E então, tudo aconteceu vertiginosamente.
Uma explosão destroçou a pedra quadrada, seguindo-se uma densa névoa a
envolvê-lo. De repente, se descobriu a voar. Não era mais como um mergulho.
Algo assim para o alto, fazendo a respiração ficar cada vez mais carente. De um
momento para o outro, tudo passou. Observou-se e se viu transformado em uma
mulher.
Estava nua sobre uma cama imensa e vazia.
Todos os bibelôs do quarto rodopiavam ao seu redor. Uma grande estátua,
representando um homem com todos os atributos do macho, estava a observá-la a
meio metro de distância.
Ouviu a estátua falar:
– Parece que você está de volta. Onde
esteve?
– Não sei dizer – respondeu – Estava tudo
muito escuro.
– E não aprendeu nada dentro dessa
escuridão?
– Havia uma pedra...
– Em todos os lugares do mundo existem
pedras.
– Era uma pedra muito especial.
– Aprendeu alguma coisa da pedra?
– Uma pedra é uma pedra como uma mulher é
uma mulher.
– Isso não vem a ser quase nada. Olhe bem
para mim. Sou uma estátua de homem e não sou coisa alguma. Além disso, vim da
pedra. O que pode me dizer de você?
Ela girou o corpo por sobre a cama e se viu
refletida num espelho brilhante no lado oposto. Estava realmente atraente.
Olhos verdes da cor do mar. Cabelos negros e cacheados caindo por sobre os
ombros. Os seios firmes realçando as curvas sinuosas dos quadris. Um triângulo
mínimo de pelos acentuavam a guarita do sexo em seus deslizes de fêmea. Nádegas
bem torneadas, duras e salientes. Particularmente começou a ficar vaidosa de
ser o que era. Voltou-se para a estátua:
– Sou apenas uma pobre mulher descrente dos
homens e do mundo. Não sei muita coisa sobre a vida e sinto que a sei bem
demais. Tento me esclarecer aos poucos, mas tudo gosta de mudar de fisionomia
de minuto para minuto. Que posso fazer?
– As coisas que uma mulher deseja fazer
estão além do meu alcance.
– Mesmo sendo uma estátua você fala como um
homem.
– Sou apenas uma estátua em formato de homem.

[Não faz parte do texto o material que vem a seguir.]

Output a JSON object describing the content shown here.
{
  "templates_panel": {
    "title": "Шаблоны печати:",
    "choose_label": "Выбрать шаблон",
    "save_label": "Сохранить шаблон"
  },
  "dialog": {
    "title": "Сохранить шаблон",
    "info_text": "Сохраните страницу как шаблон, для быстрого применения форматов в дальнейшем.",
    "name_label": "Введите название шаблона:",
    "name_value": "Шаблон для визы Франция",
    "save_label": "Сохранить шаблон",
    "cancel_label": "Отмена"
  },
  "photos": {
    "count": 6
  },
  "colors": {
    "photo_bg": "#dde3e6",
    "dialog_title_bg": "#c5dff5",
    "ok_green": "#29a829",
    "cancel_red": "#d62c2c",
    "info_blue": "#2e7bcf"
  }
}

Mas tenho sensatez. Por ter sensatez irei sobreviver por séculos.
– Todo homem sensato é covarde.
– Não acredite nisso. Quando um homem é
sensato acaba sempre vencendo.
– E quanto à mulher?
– Uma mulher sabe perfeitamente bem que
todos os seus atributos são armas muito fortes. Todas elas se julgam capazes de
fazer tudo de necessário para exercer domínio sobre os homens.
– Você fala assim porque não possui
espírito feminino.
– Todas as mulheres podem ser promíscuas.
Só que algumas não encontram as oportunidades de fazer tudo que desejam. Na
verdade, existem duas classes de mulheres: as medrosas e as frias.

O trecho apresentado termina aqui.